What kind of sadist would give a speeding ticket to a disheveled woman in tears?
After years of speeding with reckless abandon, a Florida Highway Patrol trooper took the wind out of my sails. Permanently.
By the time I finish paying a $165 speeding ticket and another $75 or so for traffic school, the little old ladies whose heads barely stick up over the steering wheel -- they have a fairly large representation here in the Sunshine State -- will fly by yelling, "Outta my way, sucka!"
Not that I'm entirely unfamiliar with the speeding ticket process. I got my first one within weeks of getting my driver's license.
It was the worst possible scenario. My grandmother was in the car, and we were cruising back from Cape Girardeau to my native Sikeston on Interstate 55. The wind blew through my hair, the radio was on and Grammy was by my side. Life was good.
There's no feeling quite like seeing flashing red and blue lights behind you when your grandmother is in the car. Ends up I was doing 65 mph instead of the legal 55 mph and scored a big ticket. I swore my grandmother to secrecy, deciding to pay it without a word to Mom and Dad.
Said parents were actually IN THE DOORWAY when I arrived home -- never a good sign. Seems my dad's co-worker was passing by on the interstate when I was having my unfortunate encounter with Missouri's finest. I'll never forgive that loudmouthed tattletale as long as I live.
You'd think the hour-long lecture on accidents, revoked licenses and insurance rates -- not necessarily in that order -- would have been enough to cool my heels for good. But it's wasn't.
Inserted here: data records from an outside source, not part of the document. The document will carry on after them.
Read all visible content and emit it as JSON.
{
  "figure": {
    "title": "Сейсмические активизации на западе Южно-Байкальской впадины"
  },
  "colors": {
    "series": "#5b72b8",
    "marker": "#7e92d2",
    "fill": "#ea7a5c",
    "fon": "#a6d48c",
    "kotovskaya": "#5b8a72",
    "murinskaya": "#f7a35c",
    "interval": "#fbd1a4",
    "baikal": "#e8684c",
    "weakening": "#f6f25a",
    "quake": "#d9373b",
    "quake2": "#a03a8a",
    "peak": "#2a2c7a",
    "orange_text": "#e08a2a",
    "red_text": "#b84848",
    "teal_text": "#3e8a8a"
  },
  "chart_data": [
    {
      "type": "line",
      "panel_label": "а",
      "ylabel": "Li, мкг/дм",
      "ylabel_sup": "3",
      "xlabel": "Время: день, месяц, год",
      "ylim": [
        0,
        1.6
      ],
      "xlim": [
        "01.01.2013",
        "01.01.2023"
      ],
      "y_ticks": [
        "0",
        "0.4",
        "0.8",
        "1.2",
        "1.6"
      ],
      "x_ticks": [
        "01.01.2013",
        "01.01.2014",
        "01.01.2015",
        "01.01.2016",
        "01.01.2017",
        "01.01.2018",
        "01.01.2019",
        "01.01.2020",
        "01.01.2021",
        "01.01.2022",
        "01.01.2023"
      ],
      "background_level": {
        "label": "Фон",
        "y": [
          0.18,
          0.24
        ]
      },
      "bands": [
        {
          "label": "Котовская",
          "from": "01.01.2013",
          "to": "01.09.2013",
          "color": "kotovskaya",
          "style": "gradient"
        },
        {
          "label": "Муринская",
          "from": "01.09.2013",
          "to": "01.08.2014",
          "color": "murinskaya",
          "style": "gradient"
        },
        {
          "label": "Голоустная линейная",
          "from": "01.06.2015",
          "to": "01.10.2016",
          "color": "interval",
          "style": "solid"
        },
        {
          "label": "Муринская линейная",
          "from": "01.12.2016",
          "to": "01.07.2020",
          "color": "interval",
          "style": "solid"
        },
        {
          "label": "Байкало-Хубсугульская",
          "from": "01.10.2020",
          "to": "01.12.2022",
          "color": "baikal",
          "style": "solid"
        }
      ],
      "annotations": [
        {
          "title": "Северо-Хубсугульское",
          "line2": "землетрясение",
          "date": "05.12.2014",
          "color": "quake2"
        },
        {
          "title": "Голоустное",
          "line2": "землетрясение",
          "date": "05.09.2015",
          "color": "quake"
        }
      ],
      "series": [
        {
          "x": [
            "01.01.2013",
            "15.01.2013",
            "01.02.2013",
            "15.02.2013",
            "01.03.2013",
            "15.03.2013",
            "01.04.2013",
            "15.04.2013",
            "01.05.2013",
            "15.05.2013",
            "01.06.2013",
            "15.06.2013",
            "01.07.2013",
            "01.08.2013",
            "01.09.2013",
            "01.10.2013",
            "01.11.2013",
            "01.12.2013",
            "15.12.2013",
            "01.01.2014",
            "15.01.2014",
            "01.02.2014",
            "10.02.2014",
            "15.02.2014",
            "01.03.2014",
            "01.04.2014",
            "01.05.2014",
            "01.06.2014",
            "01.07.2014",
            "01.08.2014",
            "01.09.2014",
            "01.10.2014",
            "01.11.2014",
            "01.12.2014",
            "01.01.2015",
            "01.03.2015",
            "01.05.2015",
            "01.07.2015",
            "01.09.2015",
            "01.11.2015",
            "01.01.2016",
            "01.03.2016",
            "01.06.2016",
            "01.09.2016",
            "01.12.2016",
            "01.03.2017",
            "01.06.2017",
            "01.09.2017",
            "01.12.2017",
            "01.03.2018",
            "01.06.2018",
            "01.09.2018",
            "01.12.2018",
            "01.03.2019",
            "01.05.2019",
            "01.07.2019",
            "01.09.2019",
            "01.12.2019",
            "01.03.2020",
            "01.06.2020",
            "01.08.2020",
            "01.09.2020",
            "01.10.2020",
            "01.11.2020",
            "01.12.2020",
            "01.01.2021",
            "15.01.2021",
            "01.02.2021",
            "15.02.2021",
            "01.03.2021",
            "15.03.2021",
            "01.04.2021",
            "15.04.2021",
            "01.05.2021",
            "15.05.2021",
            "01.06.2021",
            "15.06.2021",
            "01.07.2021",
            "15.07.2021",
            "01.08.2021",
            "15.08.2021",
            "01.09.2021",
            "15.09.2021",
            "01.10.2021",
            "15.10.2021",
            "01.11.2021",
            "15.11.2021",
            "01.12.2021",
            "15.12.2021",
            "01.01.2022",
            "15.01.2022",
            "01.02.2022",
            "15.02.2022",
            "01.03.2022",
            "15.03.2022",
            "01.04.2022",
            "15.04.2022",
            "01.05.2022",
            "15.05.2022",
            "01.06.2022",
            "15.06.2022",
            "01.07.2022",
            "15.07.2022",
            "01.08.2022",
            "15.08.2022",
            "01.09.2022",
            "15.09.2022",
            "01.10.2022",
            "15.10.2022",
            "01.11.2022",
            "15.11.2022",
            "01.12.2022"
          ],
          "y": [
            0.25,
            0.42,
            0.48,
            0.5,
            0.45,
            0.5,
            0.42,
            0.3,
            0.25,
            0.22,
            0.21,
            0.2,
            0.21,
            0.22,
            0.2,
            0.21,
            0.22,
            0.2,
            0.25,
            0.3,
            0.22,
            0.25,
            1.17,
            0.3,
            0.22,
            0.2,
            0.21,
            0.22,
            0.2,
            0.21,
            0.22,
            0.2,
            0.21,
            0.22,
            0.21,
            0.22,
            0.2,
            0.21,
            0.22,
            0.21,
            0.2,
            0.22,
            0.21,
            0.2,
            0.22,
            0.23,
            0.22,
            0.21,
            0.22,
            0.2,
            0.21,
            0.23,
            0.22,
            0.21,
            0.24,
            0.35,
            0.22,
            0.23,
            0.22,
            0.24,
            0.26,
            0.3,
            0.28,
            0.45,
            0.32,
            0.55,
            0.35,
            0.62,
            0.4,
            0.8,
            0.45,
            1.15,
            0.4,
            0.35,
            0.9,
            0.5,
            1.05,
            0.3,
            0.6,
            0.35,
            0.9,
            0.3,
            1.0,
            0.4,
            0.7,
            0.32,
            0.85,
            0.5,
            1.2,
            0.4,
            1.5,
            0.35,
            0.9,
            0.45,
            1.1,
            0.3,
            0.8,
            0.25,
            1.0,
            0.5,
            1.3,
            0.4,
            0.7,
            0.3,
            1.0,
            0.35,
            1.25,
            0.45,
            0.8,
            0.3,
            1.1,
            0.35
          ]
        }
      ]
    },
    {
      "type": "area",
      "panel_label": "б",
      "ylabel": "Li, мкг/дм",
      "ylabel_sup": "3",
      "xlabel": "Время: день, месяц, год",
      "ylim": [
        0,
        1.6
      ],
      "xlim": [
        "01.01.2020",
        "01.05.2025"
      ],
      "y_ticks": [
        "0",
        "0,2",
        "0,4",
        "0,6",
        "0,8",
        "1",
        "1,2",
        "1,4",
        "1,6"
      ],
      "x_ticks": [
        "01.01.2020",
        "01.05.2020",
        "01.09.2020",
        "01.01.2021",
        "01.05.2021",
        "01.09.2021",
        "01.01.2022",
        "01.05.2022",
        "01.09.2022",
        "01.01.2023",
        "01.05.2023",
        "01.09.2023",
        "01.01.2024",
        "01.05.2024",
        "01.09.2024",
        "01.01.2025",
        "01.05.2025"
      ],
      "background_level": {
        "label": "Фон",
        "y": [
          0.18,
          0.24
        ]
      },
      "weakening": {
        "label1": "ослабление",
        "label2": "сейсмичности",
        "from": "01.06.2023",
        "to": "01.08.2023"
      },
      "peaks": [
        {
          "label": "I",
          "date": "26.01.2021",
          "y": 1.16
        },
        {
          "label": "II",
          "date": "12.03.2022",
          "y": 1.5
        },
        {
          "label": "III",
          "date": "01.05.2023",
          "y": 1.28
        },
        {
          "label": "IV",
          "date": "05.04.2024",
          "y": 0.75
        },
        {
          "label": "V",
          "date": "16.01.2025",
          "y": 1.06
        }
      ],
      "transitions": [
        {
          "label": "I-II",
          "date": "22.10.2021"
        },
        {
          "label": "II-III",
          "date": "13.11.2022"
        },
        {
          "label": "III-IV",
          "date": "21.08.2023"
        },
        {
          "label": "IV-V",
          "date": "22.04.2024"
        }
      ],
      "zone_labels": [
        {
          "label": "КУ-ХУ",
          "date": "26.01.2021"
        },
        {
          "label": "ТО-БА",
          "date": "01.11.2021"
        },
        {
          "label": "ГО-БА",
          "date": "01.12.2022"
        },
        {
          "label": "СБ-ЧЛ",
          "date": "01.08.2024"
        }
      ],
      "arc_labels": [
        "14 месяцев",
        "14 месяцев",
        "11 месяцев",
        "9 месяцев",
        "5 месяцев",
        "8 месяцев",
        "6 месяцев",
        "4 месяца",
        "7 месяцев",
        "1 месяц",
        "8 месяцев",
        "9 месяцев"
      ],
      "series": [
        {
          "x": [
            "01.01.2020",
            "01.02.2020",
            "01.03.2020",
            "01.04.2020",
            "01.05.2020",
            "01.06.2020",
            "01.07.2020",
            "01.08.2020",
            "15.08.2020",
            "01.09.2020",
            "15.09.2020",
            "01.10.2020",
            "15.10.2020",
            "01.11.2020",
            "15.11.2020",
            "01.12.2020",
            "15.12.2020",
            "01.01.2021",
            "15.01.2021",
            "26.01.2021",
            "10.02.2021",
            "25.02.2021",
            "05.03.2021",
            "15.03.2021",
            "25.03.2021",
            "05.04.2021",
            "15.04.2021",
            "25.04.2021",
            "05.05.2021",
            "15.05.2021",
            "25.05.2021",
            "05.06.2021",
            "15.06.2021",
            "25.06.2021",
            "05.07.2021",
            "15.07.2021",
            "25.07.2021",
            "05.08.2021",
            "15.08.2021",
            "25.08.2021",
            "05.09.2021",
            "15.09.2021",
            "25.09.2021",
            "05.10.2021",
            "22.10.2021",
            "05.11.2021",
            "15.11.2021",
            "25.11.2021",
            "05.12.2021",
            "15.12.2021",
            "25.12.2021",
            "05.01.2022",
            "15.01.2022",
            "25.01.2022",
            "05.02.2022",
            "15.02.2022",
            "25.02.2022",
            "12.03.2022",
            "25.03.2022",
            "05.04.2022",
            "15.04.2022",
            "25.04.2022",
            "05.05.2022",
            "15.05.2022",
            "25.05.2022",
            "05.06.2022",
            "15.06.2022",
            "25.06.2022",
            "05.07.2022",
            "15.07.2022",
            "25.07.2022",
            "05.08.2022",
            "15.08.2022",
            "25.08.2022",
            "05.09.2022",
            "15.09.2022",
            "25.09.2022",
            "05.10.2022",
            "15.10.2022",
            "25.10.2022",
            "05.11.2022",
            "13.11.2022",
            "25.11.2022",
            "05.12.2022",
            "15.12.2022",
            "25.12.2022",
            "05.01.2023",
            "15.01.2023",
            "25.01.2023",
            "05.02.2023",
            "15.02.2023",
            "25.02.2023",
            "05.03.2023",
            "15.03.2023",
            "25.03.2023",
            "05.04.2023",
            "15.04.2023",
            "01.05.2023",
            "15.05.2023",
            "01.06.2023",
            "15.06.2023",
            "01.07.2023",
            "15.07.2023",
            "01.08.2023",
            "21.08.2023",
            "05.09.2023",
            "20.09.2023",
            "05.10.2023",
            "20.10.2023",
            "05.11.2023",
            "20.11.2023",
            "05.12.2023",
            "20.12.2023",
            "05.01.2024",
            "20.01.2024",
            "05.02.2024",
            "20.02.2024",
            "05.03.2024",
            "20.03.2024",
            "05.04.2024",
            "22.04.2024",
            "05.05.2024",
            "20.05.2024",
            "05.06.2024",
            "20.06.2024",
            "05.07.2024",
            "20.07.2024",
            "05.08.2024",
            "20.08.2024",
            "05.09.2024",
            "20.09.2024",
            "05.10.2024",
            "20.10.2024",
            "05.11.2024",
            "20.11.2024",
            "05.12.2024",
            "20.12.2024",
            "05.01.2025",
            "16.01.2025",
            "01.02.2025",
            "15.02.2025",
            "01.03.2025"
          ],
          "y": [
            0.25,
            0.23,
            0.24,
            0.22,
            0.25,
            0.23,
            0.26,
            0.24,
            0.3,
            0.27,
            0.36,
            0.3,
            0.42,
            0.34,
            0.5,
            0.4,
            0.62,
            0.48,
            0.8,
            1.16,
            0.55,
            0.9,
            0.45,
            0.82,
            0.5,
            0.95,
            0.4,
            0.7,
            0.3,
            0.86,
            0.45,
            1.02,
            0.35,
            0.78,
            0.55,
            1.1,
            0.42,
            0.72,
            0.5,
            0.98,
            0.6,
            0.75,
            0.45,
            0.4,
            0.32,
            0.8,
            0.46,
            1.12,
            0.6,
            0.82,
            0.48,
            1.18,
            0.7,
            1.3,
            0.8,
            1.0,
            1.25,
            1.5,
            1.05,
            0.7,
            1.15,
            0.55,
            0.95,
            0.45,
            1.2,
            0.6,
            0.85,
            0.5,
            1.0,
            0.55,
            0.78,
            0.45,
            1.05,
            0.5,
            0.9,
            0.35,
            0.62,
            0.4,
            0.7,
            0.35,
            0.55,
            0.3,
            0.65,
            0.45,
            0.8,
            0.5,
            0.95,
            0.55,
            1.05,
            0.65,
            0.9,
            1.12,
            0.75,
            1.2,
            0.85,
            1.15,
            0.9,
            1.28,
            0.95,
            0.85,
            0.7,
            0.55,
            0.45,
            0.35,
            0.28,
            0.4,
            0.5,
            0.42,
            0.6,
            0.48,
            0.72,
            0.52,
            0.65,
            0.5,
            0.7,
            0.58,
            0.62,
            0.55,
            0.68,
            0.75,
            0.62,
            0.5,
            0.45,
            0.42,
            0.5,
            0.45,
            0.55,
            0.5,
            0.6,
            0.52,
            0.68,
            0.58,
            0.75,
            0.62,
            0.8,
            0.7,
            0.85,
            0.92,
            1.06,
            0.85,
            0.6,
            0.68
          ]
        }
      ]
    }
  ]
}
The next ticket came in the line of duty. While on my way to interview a highway patrolman about the region's new drug-detecting dog, another highway patrolman nabbed me doing 10 mph over the speed limit. The dog handler, apparently listening to his scanner during the wait, was laughing his head off when I got there.
Last week's "I-fought-the-law-and-the-law won" experience was particularly painful because I wasn't tossing caution to the wind and flagrantly defying the speed limit in my haste to get somewhere. The Other Half was out of town on business for the week, and a tear of longing actually escaped my eyeball when I noticed the flashing lights in the rearview mirror.
By the time Mr. Patrolman reached the car, there was no saving me. I bawled like a baby. My man was out of town, and now I'd probably fall victim to police brutality of some sort.
When you're sitting there sweating in the Florida heat, your clothes rumpled because you were too depressed to iron, your mascara running down your cheeks and your hair collapsed thanks to the humidity, you're NOT going to use feminine wiles to get out of a ticket.
Ends up tears don't work either.
The good thing is that I can go to traffic school and not get any points on my license. Florida laws says the insurance companies can't cancel you for tickets if you go to the school.
So sometime in the next 90 days, I'll spend four hours listening to some shriveled instructor tell me how to read a sign that says "Speed Limit 55."
A REALLY helpful school would offer a class called, "How A Wonderbra Can Save You Big Bucks In Traffic Fines."
~Heidi Nieland is a former staff writer for the Southeast Missourian who now lives in Pensacola, Fla.